To be fair I did most of it - he just got involved towards the end. The garden is about 100 ft square but much of it is devoted to "non-food" stuff. My wife and her sister get really into the fall decorating so we grow a lot of pumpkins of various sizes and colors as well as Indian corn. I also enjoy growing melons and they use a lot of space as well.
 
I had moldboard plowed and disked it a few times in the fall so it was pretty loose to begin with. However, it was quite cloddy since our winter here was so dry that the freeze/thaw cycles didn't have any moisture to work with and the clods were still hard. A few weeks ago we finally got a good rain and they softened up enough for the tiller to break them down with one pass. The soil moisture was just perfect for tilling which is rarely the case with our gumbo clay.
 
I did something similar one season-- fall plowed an empty corner of the woods, an area similar to a football field or about an acre. The ground was soft and mellow the next spring. I grew vining plants and corn. I could dig up some pictures. Good memories.
 
Here in SJ and southeast corner of Pennsylvania we can get get a wonderful magic elixer of soil. Look into if you can get a couple of tractor trailer loads of Mushroom soil.
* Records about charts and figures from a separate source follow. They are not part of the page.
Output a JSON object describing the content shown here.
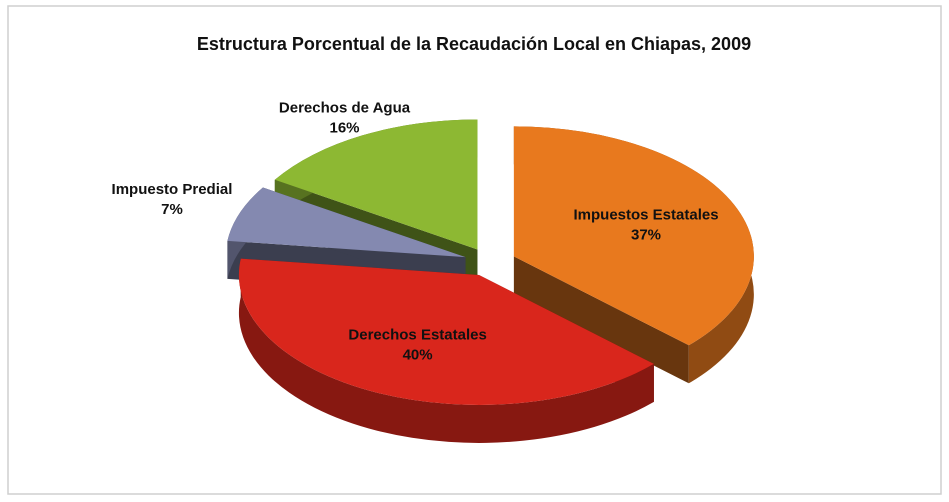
{
  "chart_data": {
    "type": "pie3d",
    "title": "Estructura Porcentual de la Recaudación Local en Chiapas, 2009",
    "categories": [
      "Impuestos Estatales",
      "Derechos Estatales",
      "Impuesto Predial",
      "Derechos de Agua"
    ],
    "values": [
      37,
      40,
      7,
      16
    ],
    "value_labels": [
      "37%",
      "40%",
      "7%",
      "16%"
    ],
    "colors": [
      "#e8791e",
      "#d9261c",
      "#8489b0",
      "#8db833"
    ]
  }
}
Fantastic stuff. There are several levels of the stuff. You want the organic type. And you can get fresh or aged. Don't get any with hurbesides in it! BIG Truck pulls up and you spread it around with your tractor. Till it in. If the stuff is smoking hot when you get it, leave it alone and let it finish. Cooks all weed seeds and such. Makes the most super duper soil bed you can ever get. Cow manure and horse work well but they are heavyer and the weed seeds pass through. Also very little biomass compaired to Mushroom soil. Soil will look like something from a fairy tail book.